It’s been in preview for roughly a year, but Azure Active Directory Domain Services is now generally available. It definitely opens up some interesting integration between Azure IaaS and Azure AD, and is one of the considerations to take into account when planning out your Azure subscriptions and AAD namespace planning. It still currently is only exposed directly to classic virtual networks in Azure, but you can easily connect it to an ARM virtual network.
If you need more information on the virtual network requirements, take a look at Networking considerations for Azure AD Domain Services which covers Network Security Groups, subnets and port requirements, as well as having links to several other critical articles.

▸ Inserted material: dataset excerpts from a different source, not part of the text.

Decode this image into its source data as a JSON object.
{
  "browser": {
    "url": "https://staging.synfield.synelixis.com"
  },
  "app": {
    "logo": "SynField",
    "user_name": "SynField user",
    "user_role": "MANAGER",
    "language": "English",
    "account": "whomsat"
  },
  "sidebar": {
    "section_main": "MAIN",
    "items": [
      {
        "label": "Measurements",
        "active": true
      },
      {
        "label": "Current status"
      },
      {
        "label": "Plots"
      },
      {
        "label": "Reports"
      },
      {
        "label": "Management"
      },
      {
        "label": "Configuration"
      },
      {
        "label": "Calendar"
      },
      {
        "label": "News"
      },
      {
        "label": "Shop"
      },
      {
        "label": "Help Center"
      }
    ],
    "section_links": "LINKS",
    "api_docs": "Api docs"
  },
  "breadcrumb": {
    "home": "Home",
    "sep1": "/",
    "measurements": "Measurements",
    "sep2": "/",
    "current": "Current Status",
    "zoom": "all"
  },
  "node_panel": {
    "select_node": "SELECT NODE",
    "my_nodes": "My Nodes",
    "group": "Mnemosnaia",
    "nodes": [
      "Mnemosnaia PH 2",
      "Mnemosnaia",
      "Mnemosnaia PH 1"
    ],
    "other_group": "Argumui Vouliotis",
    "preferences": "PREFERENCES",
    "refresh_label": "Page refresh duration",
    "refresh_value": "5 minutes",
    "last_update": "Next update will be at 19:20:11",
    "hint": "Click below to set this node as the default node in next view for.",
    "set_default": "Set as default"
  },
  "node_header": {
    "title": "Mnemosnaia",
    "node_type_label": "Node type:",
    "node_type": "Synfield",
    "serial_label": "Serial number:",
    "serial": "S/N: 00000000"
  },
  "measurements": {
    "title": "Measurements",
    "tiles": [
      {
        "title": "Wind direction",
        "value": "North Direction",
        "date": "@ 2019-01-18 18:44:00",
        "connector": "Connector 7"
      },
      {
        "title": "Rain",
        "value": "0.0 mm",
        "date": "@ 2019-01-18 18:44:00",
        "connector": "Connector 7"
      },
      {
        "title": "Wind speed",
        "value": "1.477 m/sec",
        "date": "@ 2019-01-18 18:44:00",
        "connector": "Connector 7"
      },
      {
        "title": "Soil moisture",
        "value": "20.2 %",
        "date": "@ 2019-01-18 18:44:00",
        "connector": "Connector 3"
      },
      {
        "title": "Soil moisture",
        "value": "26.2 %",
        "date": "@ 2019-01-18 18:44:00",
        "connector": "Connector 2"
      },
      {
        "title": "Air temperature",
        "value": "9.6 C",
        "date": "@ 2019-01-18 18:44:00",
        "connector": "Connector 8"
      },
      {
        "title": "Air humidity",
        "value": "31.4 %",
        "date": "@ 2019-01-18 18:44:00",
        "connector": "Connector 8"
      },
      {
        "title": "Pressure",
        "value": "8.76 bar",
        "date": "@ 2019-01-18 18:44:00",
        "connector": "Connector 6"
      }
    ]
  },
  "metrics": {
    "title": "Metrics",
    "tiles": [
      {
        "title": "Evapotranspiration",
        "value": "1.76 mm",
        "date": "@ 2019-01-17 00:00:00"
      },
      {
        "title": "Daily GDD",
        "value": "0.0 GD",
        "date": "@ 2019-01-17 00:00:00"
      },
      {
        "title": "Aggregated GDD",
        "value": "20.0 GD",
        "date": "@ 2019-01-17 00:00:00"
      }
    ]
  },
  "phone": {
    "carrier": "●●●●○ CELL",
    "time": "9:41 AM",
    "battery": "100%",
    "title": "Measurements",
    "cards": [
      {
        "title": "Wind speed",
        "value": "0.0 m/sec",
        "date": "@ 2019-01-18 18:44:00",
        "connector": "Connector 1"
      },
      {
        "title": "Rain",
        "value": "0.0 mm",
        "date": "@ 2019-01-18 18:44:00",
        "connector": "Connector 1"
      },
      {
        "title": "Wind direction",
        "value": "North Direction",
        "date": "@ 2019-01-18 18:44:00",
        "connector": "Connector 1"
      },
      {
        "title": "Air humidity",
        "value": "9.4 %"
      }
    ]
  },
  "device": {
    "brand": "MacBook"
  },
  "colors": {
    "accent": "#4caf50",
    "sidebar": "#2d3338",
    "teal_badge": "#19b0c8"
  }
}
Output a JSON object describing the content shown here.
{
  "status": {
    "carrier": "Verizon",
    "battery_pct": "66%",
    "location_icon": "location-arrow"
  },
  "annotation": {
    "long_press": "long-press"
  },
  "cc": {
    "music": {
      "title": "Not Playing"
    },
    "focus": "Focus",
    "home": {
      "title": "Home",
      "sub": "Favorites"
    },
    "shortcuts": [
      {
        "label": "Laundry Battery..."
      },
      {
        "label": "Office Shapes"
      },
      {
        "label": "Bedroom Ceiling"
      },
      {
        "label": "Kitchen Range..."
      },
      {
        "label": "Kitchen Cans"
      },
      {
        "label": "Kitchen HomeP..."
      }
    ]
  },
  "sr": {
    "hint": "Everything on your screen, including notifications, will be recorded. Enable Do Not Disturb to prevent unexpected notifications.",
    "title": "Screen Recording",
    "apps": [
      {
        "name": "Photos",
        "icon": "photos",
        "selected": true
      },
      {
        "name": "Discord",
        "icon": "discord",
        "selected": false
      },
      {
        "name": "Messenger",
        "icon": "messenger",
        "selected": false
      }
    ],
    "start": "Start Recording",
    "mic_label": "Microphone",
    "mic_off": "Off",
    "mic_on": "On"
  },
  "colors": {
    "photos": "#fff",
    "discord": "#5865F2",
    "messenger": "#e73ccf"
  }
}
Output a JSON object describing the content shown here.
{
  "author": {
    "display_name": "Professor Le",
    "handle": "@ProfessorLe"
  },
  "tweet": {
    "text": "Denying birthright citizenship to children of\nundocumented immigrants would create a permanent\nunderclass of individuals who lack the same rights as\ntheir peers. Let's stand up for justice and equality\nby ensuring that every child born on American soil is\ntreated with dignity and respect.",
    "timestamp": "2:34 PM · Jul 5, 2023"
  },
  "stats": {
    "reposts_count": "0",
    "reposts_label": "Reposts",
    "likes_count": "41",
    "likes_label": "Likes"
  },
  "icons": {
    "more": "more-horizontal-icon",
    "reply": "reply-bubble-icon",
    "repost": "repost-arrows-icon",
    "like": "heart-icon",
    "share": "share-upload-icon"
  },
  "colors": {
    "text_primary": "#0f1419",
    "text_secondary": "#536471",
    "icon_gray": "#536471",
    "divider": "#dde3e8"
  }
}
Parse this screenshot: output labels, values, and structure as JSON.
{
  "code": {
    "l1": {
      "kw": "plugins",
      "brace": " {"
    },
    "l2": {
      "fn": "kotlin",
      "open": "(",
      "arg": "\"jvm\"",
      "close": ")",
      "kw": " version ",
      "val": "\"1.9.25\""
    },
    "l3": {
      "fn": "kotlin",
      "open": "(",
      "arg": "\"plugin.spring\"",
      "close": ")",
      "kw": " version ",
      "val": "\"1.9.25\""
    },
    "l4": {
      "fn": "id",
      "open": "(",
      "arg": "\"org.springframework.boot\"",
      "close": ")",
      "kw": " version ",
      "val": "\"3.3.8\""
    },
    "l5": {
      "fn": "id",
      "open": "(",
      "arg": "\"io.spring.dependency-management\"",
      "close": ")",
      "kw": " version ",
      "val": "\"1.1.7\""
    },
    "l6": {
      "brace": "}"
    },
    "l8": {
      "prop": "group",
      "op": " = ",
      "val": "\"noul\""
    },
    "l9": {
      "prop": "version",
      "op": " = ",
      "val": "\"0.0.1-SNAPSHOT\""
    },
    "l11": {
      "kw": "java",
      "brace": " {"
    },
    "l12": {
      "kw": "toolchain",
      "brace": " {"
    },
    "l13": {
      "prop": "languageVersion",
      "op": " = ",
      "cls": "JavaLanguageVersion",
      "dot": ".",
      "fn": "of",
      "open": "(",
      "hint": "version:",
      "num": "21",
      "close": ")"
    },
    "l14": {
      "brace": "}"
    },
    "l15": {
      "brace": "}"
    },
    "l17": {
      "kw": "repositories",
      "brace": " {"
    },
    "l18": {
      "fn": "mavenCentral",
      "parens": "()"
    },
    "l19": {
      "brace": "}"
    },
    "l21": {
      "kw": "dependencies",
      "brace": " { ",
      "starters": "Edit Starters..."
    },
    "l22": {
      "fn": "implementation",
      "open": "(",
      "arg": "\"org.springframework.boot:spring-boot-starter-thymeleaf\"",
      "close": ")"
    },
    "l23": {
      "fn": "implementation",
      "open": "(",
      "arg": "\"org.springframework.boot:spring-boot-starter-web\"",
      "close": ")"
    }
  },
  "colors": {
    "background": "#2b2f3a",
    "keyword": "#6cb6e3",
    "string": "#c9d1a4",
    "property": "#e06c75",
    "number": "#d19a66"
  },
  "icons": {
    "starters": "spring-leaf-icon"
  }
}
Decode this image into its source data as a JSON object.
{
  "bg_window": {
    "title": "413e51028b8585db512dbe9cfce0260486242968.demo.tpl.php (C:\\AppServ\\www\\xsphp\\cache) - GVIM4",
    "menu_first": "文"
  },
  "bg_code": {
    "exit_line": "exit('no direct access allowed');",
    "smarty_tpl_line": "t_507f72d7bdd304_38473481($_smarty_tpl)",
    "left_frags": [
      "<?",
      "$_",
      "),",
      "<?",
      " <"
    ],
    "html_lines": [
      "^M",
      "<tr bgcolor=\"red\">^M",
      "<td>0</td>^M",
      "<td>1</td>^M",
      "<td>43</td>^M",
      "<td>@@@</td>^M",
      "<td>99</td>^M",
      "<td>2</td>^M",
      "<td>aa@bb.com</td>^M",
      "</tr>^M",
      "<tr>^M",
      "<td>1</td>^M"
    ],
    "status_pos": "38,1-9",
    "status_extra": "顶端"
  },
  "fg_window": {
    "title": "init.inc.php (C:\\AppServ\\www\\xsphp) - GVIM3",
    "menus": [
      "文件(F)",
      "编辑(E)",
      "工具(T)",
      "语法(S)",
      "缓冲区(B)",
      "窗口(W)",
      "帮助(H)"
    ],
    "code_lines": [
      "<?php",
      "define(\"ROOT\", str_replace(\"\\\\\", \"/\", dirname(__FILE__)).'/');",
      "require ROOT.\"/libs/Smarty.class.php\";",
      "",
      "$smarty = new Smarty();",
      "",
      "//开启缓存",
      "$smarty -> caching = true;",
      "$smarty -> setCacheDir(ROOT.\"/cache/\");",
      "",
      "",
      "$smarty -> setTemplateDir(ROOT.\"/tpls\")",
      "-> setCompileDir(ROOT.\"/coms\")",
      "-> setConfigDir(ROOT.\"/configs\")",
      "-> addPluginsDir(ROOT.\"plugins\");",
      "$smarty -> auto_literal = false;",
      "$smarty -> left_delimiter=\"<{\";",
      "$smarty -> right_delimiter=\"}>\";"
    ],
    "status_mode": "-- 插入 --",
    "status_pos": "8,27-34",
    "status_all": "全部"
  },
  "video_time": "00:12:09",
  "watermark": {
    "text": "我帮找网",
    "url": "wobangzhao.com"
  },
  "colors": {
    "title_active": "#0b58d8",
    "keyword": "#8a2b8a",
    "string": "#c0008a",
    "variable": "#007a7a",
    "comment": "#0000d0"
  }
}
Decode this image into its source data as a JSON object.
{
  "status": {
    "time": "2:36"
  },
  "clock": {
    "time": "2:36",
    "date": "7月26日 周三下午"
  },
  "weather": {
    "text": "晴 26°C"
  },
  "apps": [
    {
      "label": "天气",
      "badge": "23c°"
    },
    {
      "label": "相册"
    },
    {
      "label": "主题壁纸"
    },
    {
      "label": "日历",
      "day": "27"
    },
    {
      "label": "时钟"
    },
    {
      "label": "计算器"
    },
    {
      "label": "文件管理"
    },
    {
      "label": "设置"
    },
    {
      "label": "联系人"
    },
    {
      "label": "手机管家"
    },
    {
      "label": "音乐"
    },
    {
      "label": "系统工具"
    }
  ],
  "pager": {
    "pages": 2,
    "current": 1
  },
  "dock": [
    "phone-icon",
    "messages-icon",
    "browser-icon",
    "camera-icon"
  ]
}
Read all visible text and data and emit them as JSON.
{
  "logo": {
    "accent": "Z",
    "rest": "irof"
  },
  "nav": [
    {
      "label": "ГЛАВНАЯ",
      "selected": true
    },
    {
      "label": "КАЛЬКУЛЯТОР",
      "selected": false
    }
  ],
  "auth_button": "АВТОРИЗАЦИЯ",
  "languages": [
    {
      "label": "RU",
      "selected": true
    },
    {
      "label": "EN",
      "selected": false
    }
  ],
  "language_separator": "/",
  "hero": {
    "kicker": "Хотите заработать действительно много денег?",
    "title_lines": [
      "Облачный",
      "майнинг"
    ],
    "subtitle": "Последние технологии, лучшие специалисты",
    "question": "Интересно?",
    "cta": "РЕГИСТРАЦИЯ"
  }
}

Now generally available, Azure Active Directory Domain Services general availability pricing will begin on December 1, 2016. The original pricing model, proposed during public preview, included three prices based on number of directory objects: 0–5,000, 5,000–25,000, and 25,000–100,000. Now we are combining the first two tiers into a single price point for all directories with under 25,000 objects and lowering the price by 25 percent. If your directory size is under 25,000 objects, you will continue to see usage listed against “S2 Domain Services Hours” on your invoice until December 1, 2016. After that, it will be renamed “S1 Domain Services Hours.” If your directory size is between 25,000 and 100,000 objects, you will see usage listed against “S3 Domain Services Hours” on your invoice until December 1, 2016, after which it will be renamed “S2 Domain Services Hours.” For more information, please visit the Azure Active Directory Domain Services Pricing webpage. To learn more about Azure Active Directory Domain Services, please visit the Azure Active Directory Domain Services webpage. Azure Active Directory Domain Services can provide scalable, high-performance, managed services such as domain-join, LDAP, Kerberos, Windows Integrated Authentication, and Group Policy support.